Die Regierung des Afrikanischen Nationalkongresses (ANC) und Mandelas Partei heuerten Busse an, die ANC-Anhänger zum Krankenhaus brachten, um „Tata Madiba“, den Vater der Nation, mit Sang und Tanz zu ehren. Das macht sich gut für die Präsidentschaftswahlen im April, denn die Wählerzustimmung für Präsident Jacob Zuma ist angeblich gesunken. Da kommt „Tatas“ Lebenswerk für den ANC gerade recht, ihn nicht nur zu würdigen, sondern die in Skandale und Korruption verstrickte Partei noch einmal in Mandelas Licht erstrahlen zu lassen.

Die Regierung betont auch mit dem Näherrücken seines Geburtstages am 18. Juli, Mandelas Erbe und Leben zu feiern. Sein Geburtstag ist ein internationaler Gedenktag, an dem 67 Minuten lang Gutes für andere Menschen getan werden soll. Eine Minute für jedes Jahr, das Mandela im Dienste der Öffentlichkeit verbracht hat. Mandela ist zwar oft fast als ein „Heiliger“ gewürdigt worden, doch gesegnet mit einer anständigen Familie ist er nicht. Der sich bereits vor dem Krankenhausaufenthalt anbahnende Gerichtsstreit der Angehörigen um sein Geld war äußerst befremdend. Doch die sich diese Woche entfaltende Mandela-Saga glich einer Soap-Opera.

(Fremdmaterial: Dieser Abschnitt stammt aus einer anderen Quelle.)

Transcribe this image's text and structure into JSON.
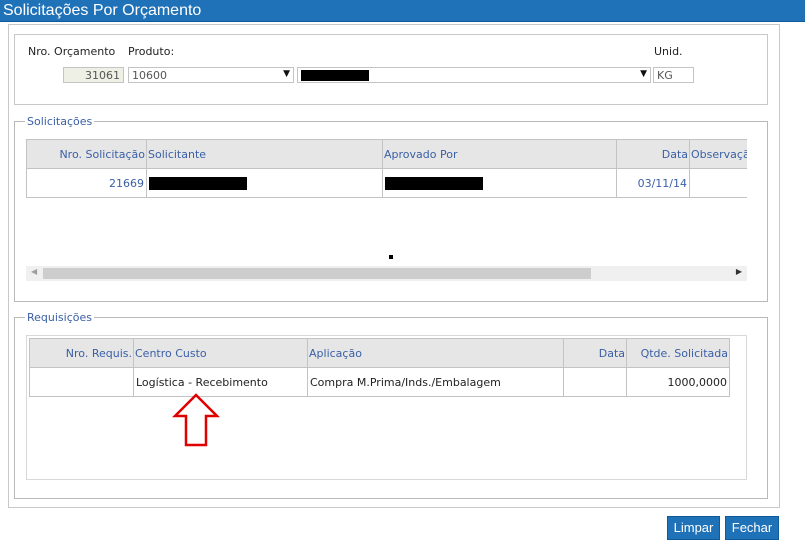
{
  "window": {
    "title": "Solicitações Por Orçamento"
  },
  "header": {
    "nro_orcamento_label": "Nro. Orçamento",
    "nro_orcamento_value": "31061",
    "produto_label": "Produto:",
    "produto_code": "10600",
    "unid_label": "Unid.",
    "unid_value": "KG"
  },
  "solicitacoes": {
    "legend": "Solicitações",
    "columns": [
      "Nro. Solicitação",
      "Solicitante",
      "Aprovado Por",
      "Data",
      "Observaçã"
    ],
    "rows": [
      {
        "nro": "21669",
        "data": "03/11/14"
      }
    ]
  },
  "requisicoes": {
    "legend": "Requisições",
    "columns": [
      "Nro. Requis.",
      "Centro Custo",
      "Aplicação",
      "Data",
      "Qtde. Solicitada"
    ],
    "rows": [
      {
        "nro": "",
        "centro_custo": "Logística - Recebimento",
        "aplicacao": "Compra M.Prima/Inds./Embalagem",
        "data": "",
        "qtde": "1000,0000"
      }
    ]
  },
  "buttons": {
    "limpar": "Limpar",
    "fechar": "Fechar"
  },
  "icons": {
    "select_arrow": "▼",
    "scroll_left": "◀",
    "scroll_right": "▶",
    "annotation": "red-up-arrow"
  },
  "colors": {
    "title_bar": "#1f72b8",
    "link_text": "#3a5fa6",
    "annotation": "#e00000"
  }
}
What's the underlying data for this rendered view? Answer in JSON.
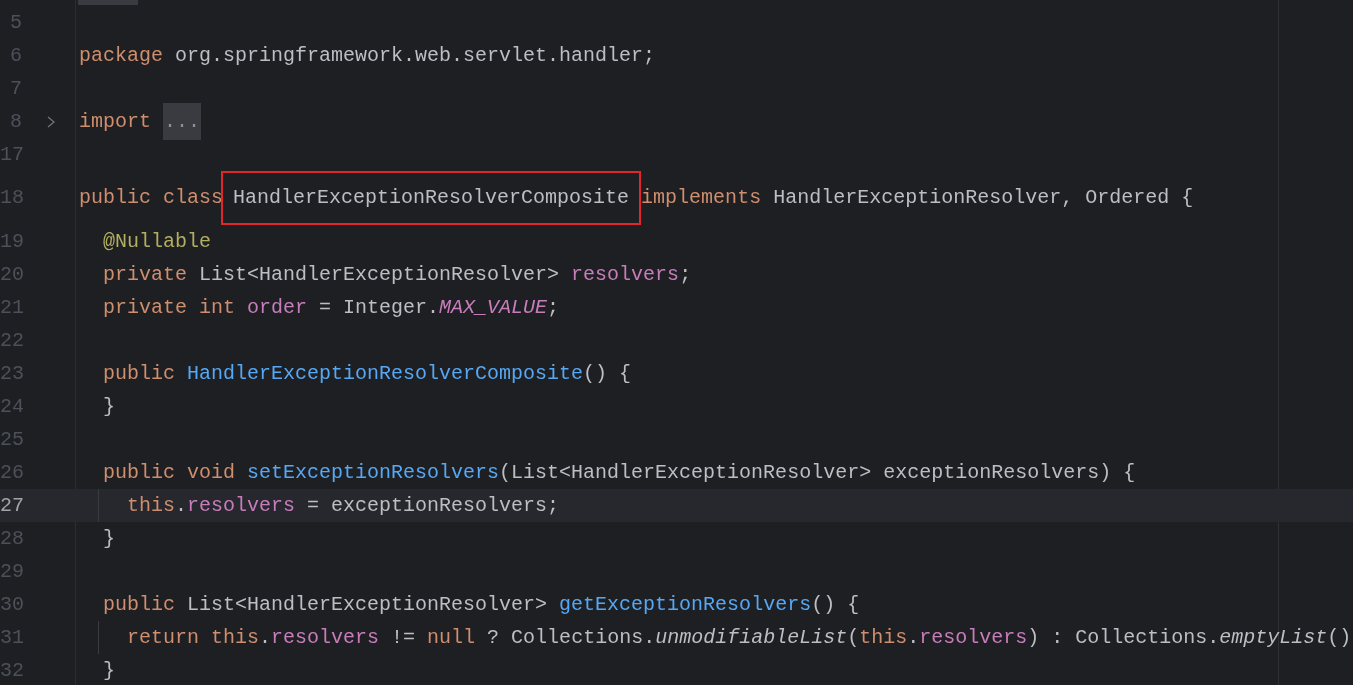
{
  "editor": {
    "lines": [
      {
        "number": "5",
        "current": false
      },
      {
        "number": "6",
        "current": false,
        "tokens": [
          {
            "kind": "keyword",
            "text": "package "
          },
          {
            "kind": "plain",
            "text": "org.springframework.web.servlet.handler;"
          }
        ]
      },
      {
        "number": "7",
        "current": false
      },
      {
        "number": "8",
        "current": false,
        "folded": true,
        "tokens": [
          {
            "kind": "keyword",
            "text": "import "
          },
          {
            "kind": "folded",
            "text": "..."
          }
        ]
      },
      {
        "number": "17",
        "current": false
      },
      {
        "number": "18",
        "current": false,
        "tokens": [
          {
            "kind": "keyword",
            "text": "public class "
          },
          {
            "kind": "boxed",
            "text": "HandlerExceptionResolverComposite"
          },
          {
            "kind": "keyword",
            "text": "implements "
          },
          {
            "kind": "plain",
            "text": "HandlerExceptionResolver, Ordered {"
          }
        ]
      },
      {
        "number": "19",
        "current": false,
        "tokens": [
          {
            "kind": "annotation",
            "text": "  @Nullable"
          }
        ]
      },
      {
        "number": "20",
        "current": false,
        "tokens": [
          {
            "kind": "keyword",
            "text": "  private "
          },
          {
            "kind": "plain",
            "text": "List<HandlerExceptionResolver> "
          },
          {
            "kind": "field",
            "text": "resolvers"
          },
          {
            "kind": "plain",
            "text": ";"
          }
        ]
      },
      {
        "number": "21",
        "current": false,
        "tokens": [
          {
            "kind": "keyword",
            "text": "  private int "
          },
          {
            "kind": "field",
            "text": "order"
          },
          {
            "kind": "plain",
            "text": " = Integer."
          },
          {
            "kind": "static",
            "text": "MAX_VALUE"
          },
          {
            "kind": "plain",
            "text": ";"
          }
        ]
      },
      {
        "number": "22",
        "current": false
      },
      {
        "number": "23",
        "current": false,
        "tokens": [
          {
            "kind": "keyword",
            "text": "  public "
          },
          {
            "kind": "method",
            "text": "HandlerExceptionResolverComposite"
          },
          {
            "kind": "plain",
            "text": "() {"
          }
        ]
      },
      {
        "number": "24",
        "current": false,
        "tokens": [
          {
            "kind": "plain",
            "text": "  }"
          }
        ]
      },
      {
        "number": "25",
        "current": false
      },
      {
        "number": "26",
        "current": false,
        "tokens": [
          {
            "kind": "keyword",
            "text": "  public void "
          },
          {
            "kind": "method",
            "text": "setExceptionResolvers"
          },
          {
            "kind": "plain",
            "text": "(List<HandlerExceptionResolver> exceptionResolvers) {"
          }
        ]
      },
      {
        "number": "27",
        "current": true,
        "tokens": [
          {
            "kind": "keyword",
            "text": "    this"
          },
          {
            "kind": "plain",
            "text": "."
          },
          {
            "kind": "field",
            "text": "resolvers"
          },
          {
            "kind": "plain",
            "text": " = exceptionResolvers;"
          }
        ]
      },
      {
        "number": "28",
        "current": false,
        "tokens": [
          {
            "kind": "plain",
            "text": "  }"
          }
        ]
      },
      {
        "number": "29",
        "current": false
      },
      {
        "number": "30",
        "current": false,
        "tokens": [
          {
            "kind": "keyword",
            "text": "  public "
          },
          {
            "kind": "plain",
            "text": "List<HandlerExceptionResolver> "
          },
          {
            "kind": "method",
            "text": "getExceptionResolvers"
          },
          {
            "kind": "plain",
            "text": "() {"
          }
        ]
      },
      {
        "number": "31",
        "current": false,
        "tokens": [
          {
            "kind": "keyword",
            "text": "    return this"
          },
          {
            "kind": "plain",
            "text": "."
          },
          {
            "kind": "field",
            "text": "resolvers"
          },
          {
            "kind": "plain",
            "text": " != "
          },
          {
            "kind": "keyword",
            "text": "null"
          },
          {
            "kind": "plain",
            "text": " ? Collections."
          },
          {
            "kind": "static-call",
            "text": "unmodifiableList"
          },
          {
            "kind": "plain",
            "text": "("
          },
          {
            "kind": "keyword",
            "text": "this"
          },
          {
            "kind": "plain",
            "text": "."
          },
          {
            "kind": "field",
            "text": "resolvers"
          },
          {
            "kind": "plain",
            "text": ") : Collections."
          },
          {
            "kind": "static-call",
            "text": "emptyList"
          },
          {
            "kind": "plain",
            "text": "()"
          }
        ]
      },
      {
        "number": "32",
        "current": false,
        "tokens": [
          {
            "kind": "plain",
            "text": "  }"
          }
        ]
      }
    ]
  }
}
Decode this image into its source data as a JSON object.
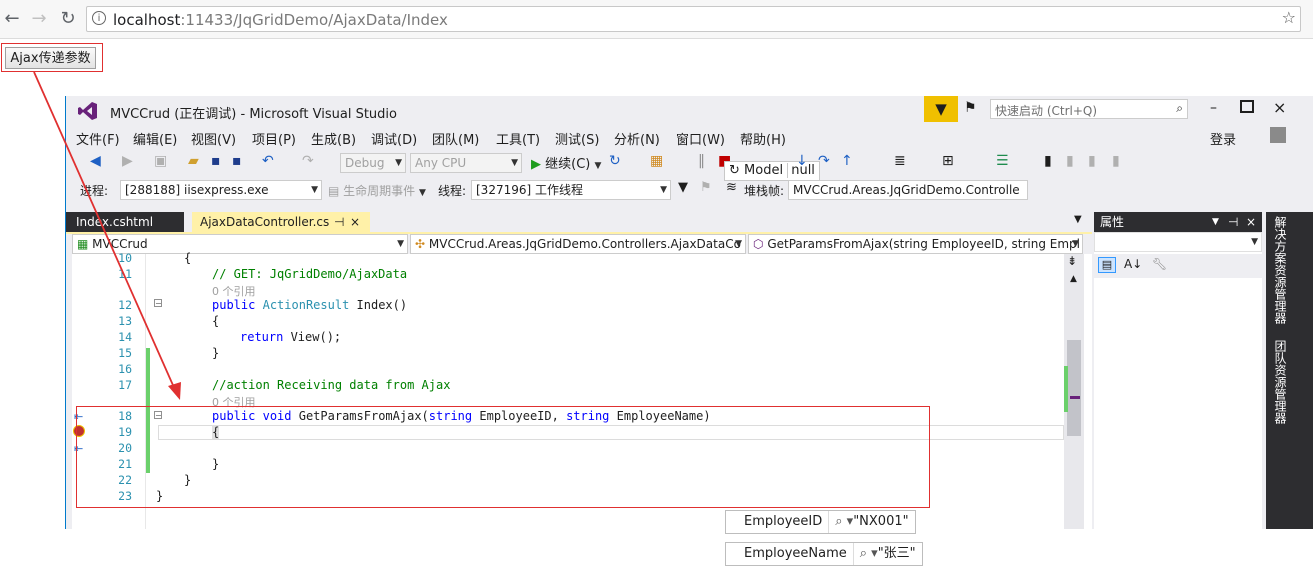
{
  "browser": {
    "back": "←",
    "forward": "→",
    "reload": "↻",
    "url_host": "localhost",
    "url_path": ":11433/JqGridDemo/AjaxData/Index",
    "star": "☆"
  },
  "page": {
    "ajax_button_label": "Ajax传递参数"
  },
  "vs": {
    "title": "MVCCrud (正在调试) - Microsoft Visual Studio",
    "quick_launch_placeholder": "快速启动 (Ctrl+Q)",
    "menu": [
      "文件(F)",
      "编辑(E)",
      "视图(V)",
      "项目(P)",
      "生成(B)",
      "调试(D)",
      "团队(M)",
      "工具(T)",
      "测试(S)",
      "分析(N)",
      "窗口(W)",
      "帮助(H)"
    ],
    "login": "登录",
    "toolbar": {
      "config": "Debug",
      "platform": "Any CPU",
      "continue": "继续(C)",
      "tooltip_model": "Model",
      "tooltip_null": "null"
    },
    "debug_bar": {
      "process_label": "进程:",
      "process": "[288188] iisexpress.exe",
      "lifecycle": "生命周期事件",
      "thread_label": "线程:",
      "thread": "[327196] 工作线程",
      "stack_label": "堆栈帧:",
      "stack": "MVCCrud.Areas.JqGridDemo.Controlle"
    },
    "tabs": [
      {
        "label": "Index.cshtml"
      },
      {
        "label": "AjaxDataController.cs",
        "pin": "⊣",
        "close": "×"
      }
    ],
    "nav": {
      "project": "MVCCrud",
      "class": "MVCCrud.Areas.JqGridDemo.Controllers.AjaxDataCo",
      "member": "GetParamsFromAjax(string EmployeeID, string Empl"
    },
    "code_lines": [
      {
        "n": "10",
        "text": "{"
      },
      {
        "n": "11",
        "text": "// GET: JqGridDemo/AjaxData"
      },
      {
        "n": "",
        "text": "0 个引用"
      },
      {
        "n": "12",
        "text": "public ActionResult Index()"
      },
      {
        "n": "13",
        "text": "{"
      },
      {
        "n": "14",
        "text": "return View();"
      },
      {
        "n": "15",
        "text": "}"
      },
      {
        "n": "16",
        "text": ""
      },
      {
        "n": "17",
        "text": "//action Receiving data from Ajax"
      },
      {
        "n": "",
        "text": "0 个引用"
      },
      {
        "n": "18",
        "text": "public void GetParamsFromAjax(string EmployeeID, string EmployeeName)"
      },
      {
        "n": "19",
        "text": "{"
      },
      {
        "n": "20",
        "text": ""
      },
      {
        "n": "21",
        "text": "}"
      },
      {
        "n": "22",
        "text": "}"
      },
      {
        "n": "23",
        "text": "}"
      }
    ],
    "datatips": [
      {
        "name": "EmployeeID",
        "value": "\"NX001\""
      },
      {
        "name": "EmployeeName",
        "value": "\"张三\""
      }
    ],
    "properties": {
      "title": "属性"
    },
    "side_rail": [
      "解决方案资源管理器",
      "团队资源管理器"
    ]
  },
  "colors": {
    "accent": "#007acc",
    "annotation": "#e03030",
    "tab_active": "#fff1a8"
  }
}
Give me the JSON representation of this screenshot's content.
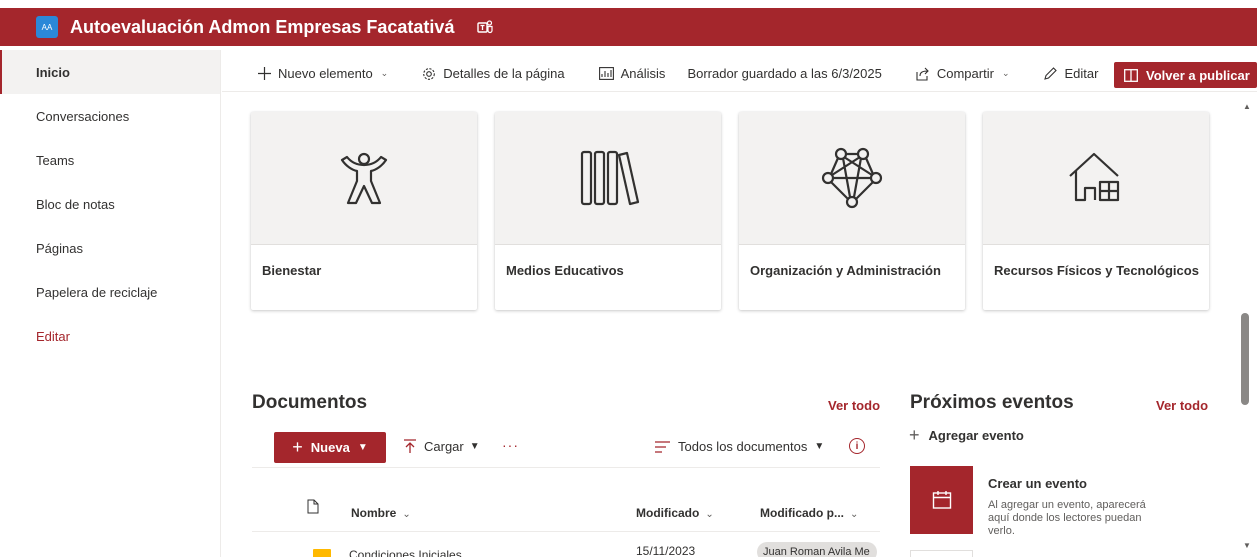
{
  "site": {
    "logo_text": "AA",
    "title": "Autoevaluación Admon Empresas Facatativá"
  },
  "nav": {
    "items": [
      {
        "label": "Inicio"
      },
      {
        "label": "Conversaciones"
      },
      {
        "label": "Teams"
      },
      {
        "label": "Bloc de notas"
      },
      {
        "label": "Páginas"
      },
      {
        "label": "Papelera de reciclaje"
      },
      {
        "label": "Editar"
      }
    ]
  },
  "command_bar": {
    "new_item": "Nuevo elemento",
    "page_details": "Detalles de la página",
    "analytics": "Análisis",
    "draft_status": "Borrador guardado a las 6/3/2025",
    "share": "Compartir",
    "edit": "Editar",
    "republish": "Volver a publicar"
  },
  "quick_links": [
    {
      "label": "Bienestar",
      "icon": "person-icon"
    },
    {
      "label": "Medios Educativos",
      "icon": "library-icon"
    },
    {
      "label": "Organización y Administración",
      "icon": "network-icon"
    },
    {
      "label": "Recursos Físicos y Tecnológicos",
      "icon": "building-icon"
    }
  ],
  "documents": {
    "title": "Documentos",
    "see_all": "Ver todo",
    "new_label": "Nueva",
    "upload_label": "Cargar",
    "more": "···",
    "view_label": "Todos los documentos",
    "info_symbol": "i",
    "columns": {
      "name": "Nombre",
      "modified": "Modificado",
      "modified_by": "Modificado p..."
    },
    "rows": [
      {
        "name": "Condiciones Iniciales",
        "modified": "15/11/2023",
        "modified_by": "Juan Roman Avila Me"
      }
    ]
  },
  "events": {
    "title": "Próximos eventos",
    "see_all": "Ver todo",
    "add_event": "Agregar evento",
    "card_title": "Crear un evento",
    "card_desc": "Al agregar un evento, aparecerá aquí donde los lectores puedan verlo."
  },
  "colors": {
    "brand": "#a4262c",
    "site_logo": "#2b88d8",
    "tile_bg": "#f3f2f1",
    "folder": "#ffb900"
  }
}
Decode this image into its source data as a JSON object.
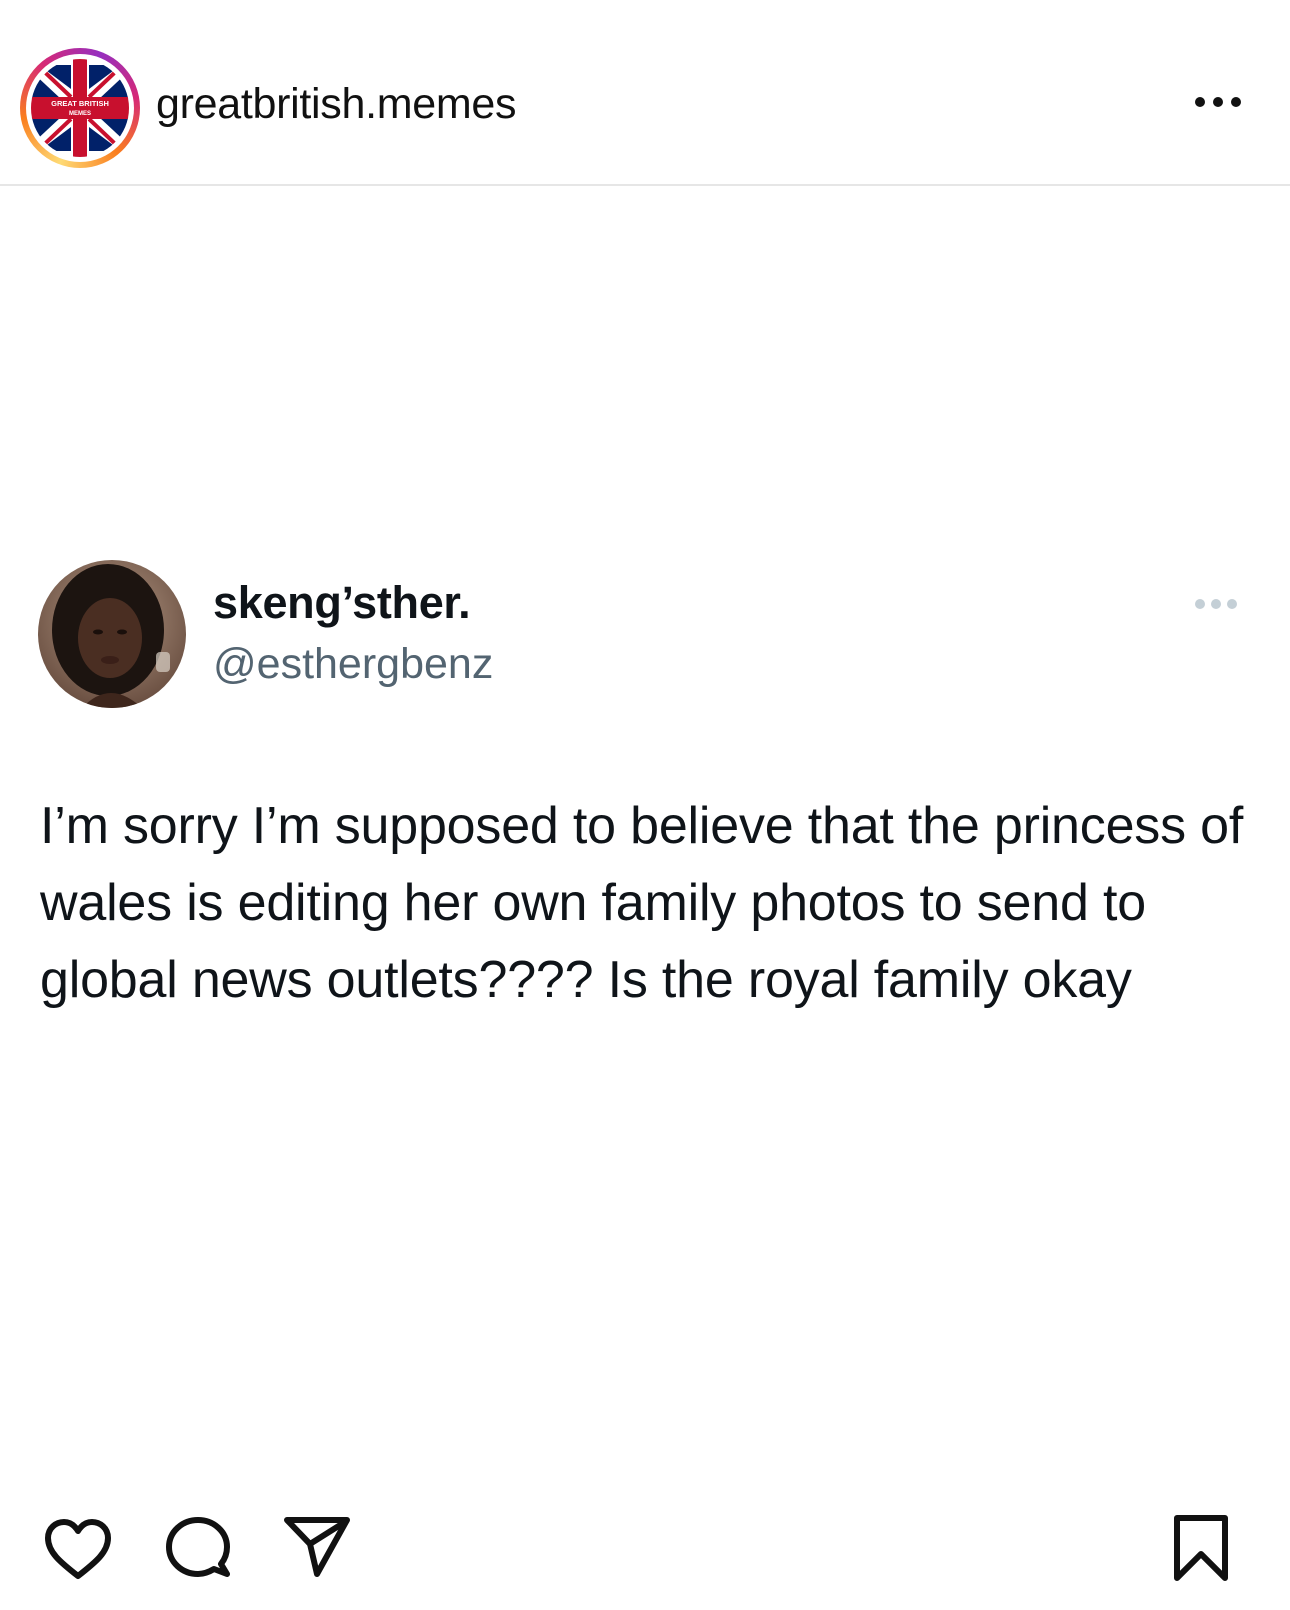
{
  "post": {
    "account_username": "greatbritish.memes",
    "avatar_badge_text": "GREAT BRITISH MEMES",
    "more_icon": "more-horizontal-icon"
  },
  "tweet": {
    "display_name": "skeng’sther.",
    "handle": "@esthergbenz",
    "text": "I’m sorry I’m supposed to believe that the princess of wales is editing her own family photos to send to global news outlets???? Is the royal family okay",
    "more_icon": "more-horizontal-icon"
  },
  "actions": {
    "like_icon": "heart-icon",
    "comment_icon": "comment-icon",
    "share_icon": "paper-plane-icon",
    "save_icon": "bookmark-icon"
  },
  "colors": {
    "name": "#0f1419",
    "handle": "#536471",
    "union_red": "#c8102e",
    "union_blue": "#012169"
  }
}
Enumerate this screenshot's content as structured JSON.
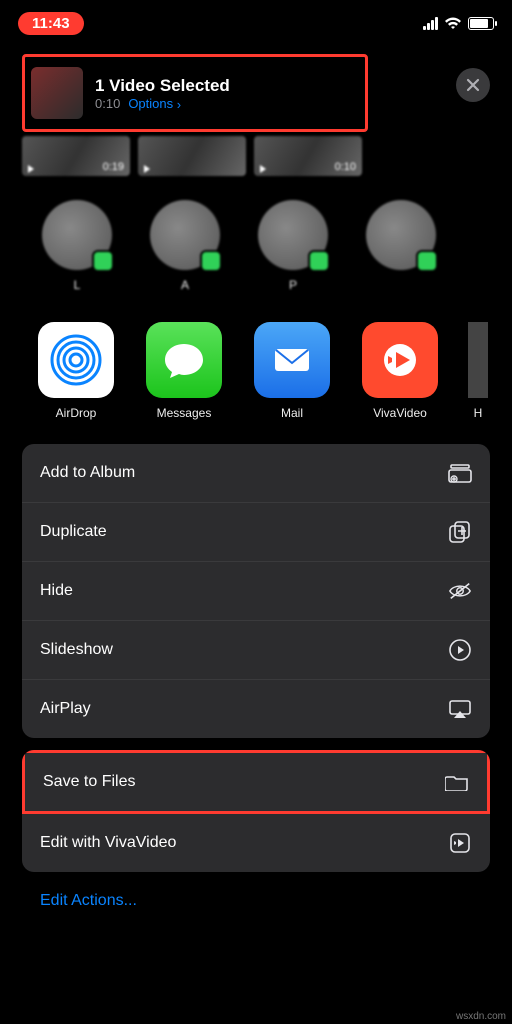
{
  "status": {
    "time": "11:43"
  },
  "header": {
    "title": "1 Video Selected",
    "duration": "0:10",
    "options_label": "Options",
    "chevron": "›"
  },
  "videos": [
    {
      "duration": "0:19"
    },
    {
      "duration": ""
    },
    {
      "duration": "0:10"
    }
  ],
  "contacts": [
    {
      "name": "L"
    },
    {
      "name": "A"
    },
    {
      "name": "P"
    },
    {
      "name": ""
    }
  ],
  "apps": [
    {
      "label": "AirDrop"
    },
    {
      "label": "Messages"
    },
    {
      "label": "Mail"
    },
    {
      "label": "VivaVideo"
    },
    {
      "label": "H"
    }
  ],
  "actions_group1": [
    {
      "label": "Add to Album",
      "icon": "album"
    },
    {
      "label": "Duplicate",
      "icon": "duplicate"
    },
    {
      "label": "Hide",
      "icon": "hide"
    },
    {
      "label": "Slideshow",
      "icon": "slideshow"
    },
    {
      "label": "AirPlay",
      "icon": "airplay"
    }
  ],
  "actions_group2": [
    {
      "label": "Save to Files",
      "icon": "folder",
      "highlighted": true
    },
    {
      "label": "Edit with VivaVideo",
      "icon": "viva-edit"
    }
  ],
  "edit_actions": "Edit Actions...",
  "credit": "wsxdn.com"
}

Mandela, der zeitlebens für die Vereinigung von Schwarz und Weiß gekämpft hat, weiß nichts von der hässlichen Fehde in seiner Familie. Seine Frau Graca Machel sagte Freitag: „Es geht ihm gut. Nur manchmal hat er Schmerzen und fühlt sich unwohl.“ Das Präsidentenbüro hatte Berichte dementiert, dass der kranke Staatsmann nicht bei Bewusstsein sei.

Jeden Tag in der nächsten Woche wird es neue Spekulationen geben. Nur eines steht jetzt fest: Nelson Mandela wird auf seiner Farm in Qunu beerdigt.